Am vorletzten Abend des Schumann-Fests kommt es zur Erstaufführung einer Gemeinschaftskomposition von Clara und Robert Schumann durch die belgisch-schweizerische Pianistin und Organistin Els Biesemans: ein Präludium mit Fuge in f-Moll. Biesemans stellt als Expertin für historische Tasteninstrumente dieses Werk in Zusammenhang mit Kompositionen von Fanny Hensel, Clara Schumann und Delphine Schauroth (14.6.). Seinen Abschluss findet das Schumann-Fest im Rahmen eines Gottesdienstes mit dem Domchor unter der Leitung des Domkantors Karl Joseph Eckel in St. Marien (15.6.). Auch hier stehen Komponistinnen im Fokus.

Schumann für alle
Die klassischen Konzertformate sind aber nur ein Teil des Schumann-Fests Zwickau. Ein großer Teil des Programms zielt auch darauf ab, „Schumann für alle“ zu bieten. Gleich zu Beginn des Festivals finden im Robert-Schumann-Haus wie auch im Robert Schumann Konservatorium Meisterkurse statt, die Zuhörer bei freiem Eintritt besuchen können (5.–9.6.). Auch das Abschlusskonzert am Pfingstmontag steht allen Interessierten offen (9.6.). Gleich am zweiten Festivaltag feiert zudem die Ausstellung „Die Schumanns und Chemnitz“ Vernissage (6.6.). Hintergrund sind die vielschichtigen Bezüge der Familie zur Stadt: Robert Schumanns Vater August lieferte eine umfängliche Beschreibung der Stadt Chemnitz in seinem Post-, Staats- und Zeitungslexikon, Clara Schumann trat mehrfach in Chemnitz auf, und Robert Schumann arbeitete mit Chemnitzer Sängerinnen wie Amalie Scholl und Rosalie Tittel zusammen.

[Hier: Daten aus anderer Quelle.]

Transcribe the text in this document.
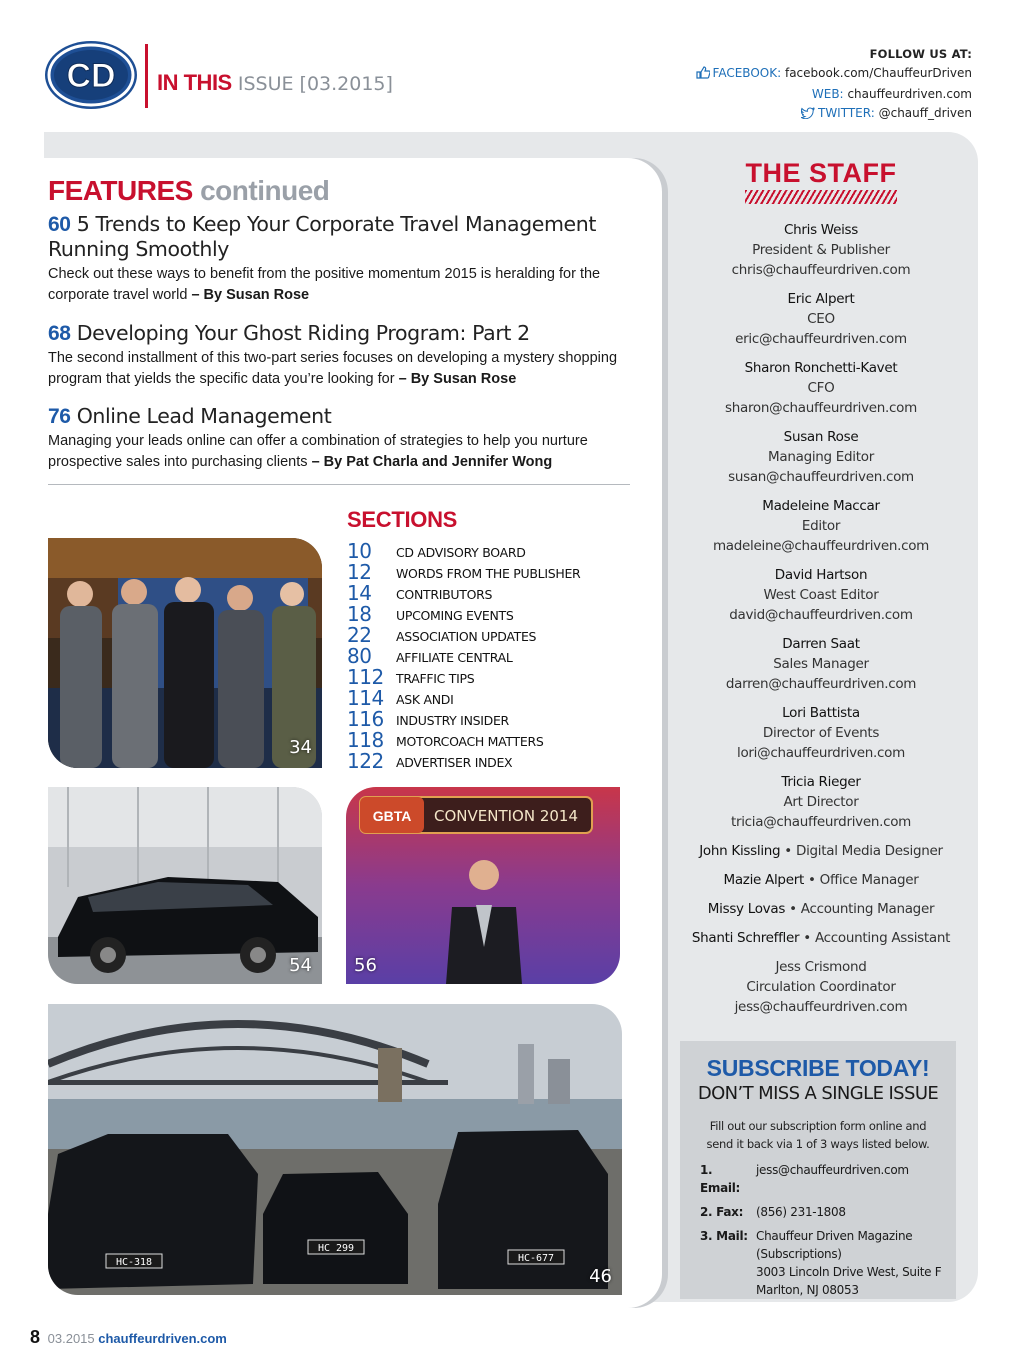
CD IN THIS ISSUE [03.2015]
FOLLOW US AT:
FACEBOOK: facebook.com/ChauffeurDriven
WEB: chauffeurdriven.com
TWITTER: @chauff_driven
FEATURES continued
60 5 Trends to Keep Your Corporate Travel Management Running Smoothly
Check out these ways to benefit from the positive momentum 2015 is heralding for the corporate travel world – By Susan Rose
68 Developing Your Ghost Riding Program: Part 2
The second installment of this two-part series focuses on developing a mystery shopping program that yields the specific data you’re looking for – By Susan Rose
76 Online Lead Management
Managing your leads online can offer a combination of strategies to help you nurture prospective sales into purchasing clients – By Pat Charla and Jennifer Wong
SECTIONS
10	CD ADVISORY BOARD
12	WORDS FROM THE PUBLISHER
14	CONTRIBUTORS
18	UPCOMING EVENTS
22	ASSOCIATION UPDATES
80	AFFILIATE CENTRAL
112 TRAFFIC TIPS
114 ASK ANDI
116 INDUSTRY INSIDER
118 MOTORCOACH MATTERS
122 ADVERTISER INDEX
34
54
GBTA CONVENTION 2014
56
HC-318
HC 299
HC-677
46
THE STAFF
Chris Weiss
President & Publisher
chris@chauffeurdriven.com
Eric Alpert
CEO
eric@chauffeurdriven.com
Sharon Ronchetti-Kavet
CFO
sharon@chauffeurdriven.com
Susan Rose
Managing Editor
susan@chauffeurdriven.com
Madeleine Maccar
Editor
madeleine@chauffeurdriven.com
David Hartson
West Coast Editor
david@chauffeurdriven.com
Darren Saat
Sales Manager
darren@chauffeurdriven.com
Lori Battista
Director of Events
lori@chauffeurdriven.com
Tricia Rieger
Art Director
tricia@chauffeurdriven.com
John Kissling • Digital Media Designer
Mazie Alpert • Office Manager
Missy Lovas • Accounting Manager
Shanti Schreffler • Accounting Assistant
Jess Crismond
Circulation Coordinator
jess@chauffeurdriven.com
SUBSCRIBE TODAY!
DON’T MISS A SINGLE ISSUE
Fill out our subscription form online and send it back via 1 of 3 ways listed below.
1. Email:
jess@chauffeurdriven.com
2. Fax:	(856) 231-1808
3. Mail: Chauffeur Driven Magazine
(Subscriptions)
3003 Lincoln Drive West, Suite F
Marlton, NJ 08053
8 03.2015 chauffeurdriven.com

Außerdem entstand die Märchen-Vertonung „Der Rose Pilgerfahrt“, eines der bedeutendsten Werke Schumanns, auf eine Textvorlage des Chemnitzer Dichters Moritz Horn.
Am Pfingstmontag findet zum dritten Mal das Fahrradkonzert statt. In diesem Jahr geht die Tour von Zwickau über Mosel nach Glauchau und zurück über den Mülsengrund wieder nach Zwickau. Übrigens kann man den kostenlosen Konzerten an den jeweiligen Stationen auch lauschen, ohne dabei die Fahrradtour mitzumachen (9.6.). Ein Kindernachmittag bringt dem Nachwuchs das Wunderkind Clara Schumann nahe mit Geschichten, Musik und Tanz (10.6.), tags darauf wird der äußerst sehenswerte Film „Komponistinnen. Eine filmische und musikalische Spurensuche“ von Kyra Steckeweh und Tim van Beveren aus dem Jahr 2018 gezeigt (11.6.).

Über die Musik hinaus
Eine liebgewonnene Tradition beim Schumann-Fest ist auch das Schülerkonzert des Robert Schumann Konservatoriums, welches die hervorragende musikalische Förderung junger Musiker in den Mittelpunkt rückt (12.6.). Und ein weiterer Höhepunkt bei den Veranstaltungen mit freiem Eintritt ist das romantische Lichterfest mit vielen Stationen im Park rund um den Zwickauer Schwanenteich (Titelbild). Mit dem Programm „Strings in Motion“ der Harfenistin Lea Maria Löffler und des Lichtdesigners Lucas Paul Grey werden die Klänge der 47 Harfensaiten computergestützt in eine Kunstprojektion umgewandelt, so dass ein faszinierendes Klang-Bild-Kaleidoskop entsteht. Außerdem auf der Hauptbühne zu erleben: die Zwickauer Salonmusikanten und die Formation SwingKONaction.